African armoured vehicle market growth is expected to be driven by insurgency and cross-border tensions. However, in most large markets such as South Africa, Algeria, and Morocco, there is a trend towards local production, offsets, and long-term support for defence equipment.

Defence Web interviewed Helmoed Heitman, a South Africa-based defence journalist, author and historian who highlighted the “dumping” of

Chinese equipment in Africa. Other countries are of course also providing military equipment at varying levels of restrictions and volume depending on political sensitivities. The following analysis about predicted priorities for the market is an excerpt from the Defence

Web article: Predicted priorities for Africa

According to defence experts, African states will continue to come to the realisation that they need increased strategic capability. At the same time, there is a heightened belief among African governments that they can take a more proactive and sustainable approach to their involvement in the defence market. Now that global industry is looking to Africa as a major source of income, regional states are rightly looking at leveraging their own benefits from the demand. More and more customers are insisting on local manufacturing, offsets and long-term support for defence equipment. Manufacturers are responding by becoming more involved with their customers. This also extends to joint ventures and partnerships, especially as many countries wish to build up their own defence industries. Denel has partnered with the UAE (Tawazun Dynamics) and Brazil (on the A-Darter), for instance while DCD Protected Mobility is building armoured vehicles in Nigeria. Hampton notes that conflict and violence in Africa are becoming increasingly difficult to define and categorise. “State-on-state conflicts are rare, civil wars that pit two or more organised armed factions against each other or against government security forces,” he says. “They are a Twentieth Century legacy.

Despite frequent references to insurgencies and insurgent forces, the blurring of lines between armed rebellion and criminal enterprise calls into question the relevancy and efficacy of traditional counter-insurgency (COIN) doctrine. In other words, effective COIN strategies in Africa must cross-cut the entire security sector, identifying, balancing and prioritising the roles of the police, judicial, military and intelligence services.”

Heitman reasserts the belief that protected patrol vehicles, armoured cars and possibly some air-transportable vehicles will continue to be in demand while African states will inevitably look at smarter ways of doing business.
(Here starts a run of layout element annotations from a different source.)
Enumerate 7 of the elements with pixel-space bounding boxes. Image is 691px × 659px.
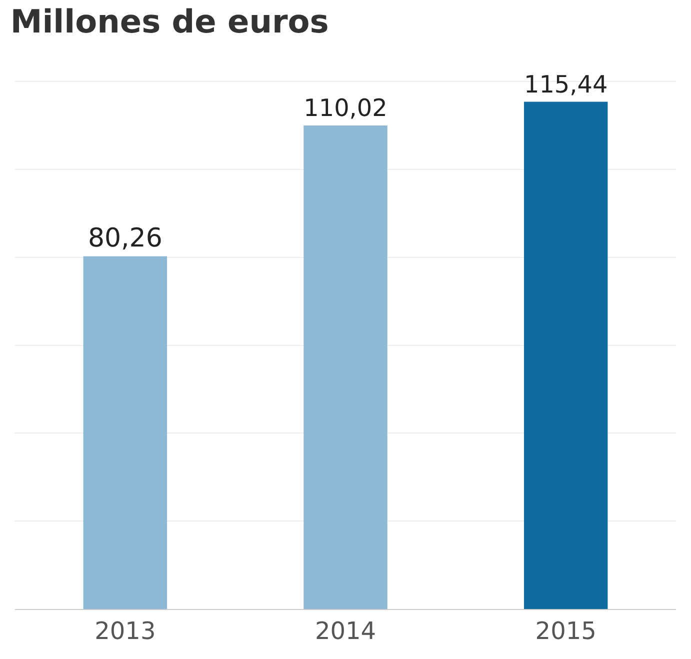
data-label: 80,26 <box>88 223 162 254</box>
x-tick-label: 2014 <box>314 616 376 645</box>
chart-title: Millones de euros <box>10 2 329 40</box>
x-tick-label: 2015 <box>535 616 596 645</box>
data-label: 110,02 <box>304 94 388 122</box>
data-label: 115,44 <box>524 70 608 98</box>
x-tick-label: 2013 <box>94 616 156 645</box>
“Denel and Paramount and other South African companies will seek to expand their market in Africa,” predicts Heitman. “Other African countries will begin to insist on offsets in technical and defence fields, and on growing levels of local assembly and even moving into manufacture. Meanwhile, African armies are building operational experience, and Africa’s people are increasingly impatient with incompetence, corruption and nepotism in government. Together those trends will see acquisitions being more professionally handled, with less room for poor quality equipment, for contracts that do not include support, and for irregular contracting.”